Ingresó en la Academia de Guardias Marinas de Cádiz, en la que obtuvo el grado el 19 de septiembre de 1760. Tuvo su primer destino en el departamento marítimo de Cádiz, interviniendo en varias campañas a las órdenes de José Solano. Pasó más tarde al departamento de Cartagena, donde estuvo haciendo el corso en la zona de Cabo de Gata. En 1765 embarcó en la escuadra del Marqués de la Victoria y siendo destinado al año siguiente a El Ferrol. Posteriormente en 1768 fue comisionado por primera vez a Indias, al puerto de El Callao, regresando a Cádiz en 1772 como alférez de navío.
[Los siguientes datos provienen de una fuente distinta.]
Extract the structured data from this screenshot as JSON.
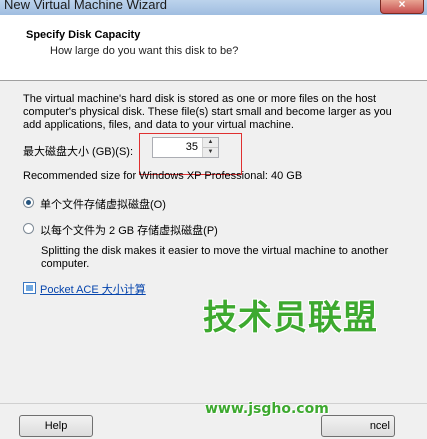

En junio de 1773 se embarcó en la corbeta Nuestra Señora de Atocha con destino al Departamento de El Ferrol, donde permaneció hasta octubre de 1773.
LA EXPEDICIÓN A CALIFORNIA. En la segunda mitad del siglo XVIII se proyectaron una serie de expediciones a la costa noroeste de América partiendo del puerto de San Blas. El objeto de estas expediciones fue el reconocimiento de la costa (desde la baja California hasta Alaska), la elaboración de mapas y planos de esas zonas casi desconocidas, al tiempo que poner freno a las ansias expansionistas de otras potencias como Rusia.
En noviembre de 1773 Ayala fue destinado al puerto de San Blas (Nayarit, México) con el fin de descubrir nuevas tierras y mares al norte de California, y fue ascendido a teniente de fragata el 28 de abril de 1774. Desembarcó en Veracruz el 26 de agosto de 1774 y, autorizado por el virrey Antonio María Bucareli, llegó al puerto de San Blas a tiempo para unirse a una expedición a los descubrimientos con la fragata Santiago, bajo las órdenes de Bruno de Hezeta, y la pequeña goleta Sonora, cuyo mando le fue otorgado. Sin embargo, al poco de hacerse a la mar, fue trasladado al paquebote San Carlos, pues su capitán tuvo un ataque de locura. Dicha embarcación debía conducir víveres y armas para el presidio de Monterrey (California), así como explorar por mar el puerto de San Francisco, que ya había sido avistado en varias ocasiones por tierra, pero no había sido explorado ni cartografiado.
Las noticias llegadas a Madrid sobre la expansión rusa en la costa norte del continente americano activaron la búsqueda y selección de guardiamarinas para ser comisionados al Pacífico, con la tarea de detener el avance ruso sobre las posesiones españolas. El 20 de abril de 1773 se comunicó al virrey novohispano Antonio María Bucareli que serían enviados desde España marinos expertos para que desde el puerto de San Blas escudriñaran el litoral hasta Monterrey y más arriba si se pudiese.
No obstante, Bucareli prefirió no esperar la llegada de los seis oficiales y mandó una expedición secreta a cargo de Juan Pérez con la fragata Santiago. Pérez debía llegar hasta el paralelo 60º Norte, ya que se sospechaba que los rusos tenían un fuerte entre los paralelos 45º y 50º, aparte de abastecer a los presidios de San Diego y Monterrey. Pérez partió de San Blas el 24 de enero de 1774. Debía hacer un reconocimiento minucioso de las costas, tomando posesión de los territorios, y al ver navíos o establecimientos extranjeros debía tomar nota de su localización, evitando todo contacto. Con respecto a los indios, debía tratarlos con amabilidad. El resultado de la expedición no fue satisfactorio, dificultado por la espesa niebla y el mal tiempo. El virrey organizó inmediatamente una nueva expedición.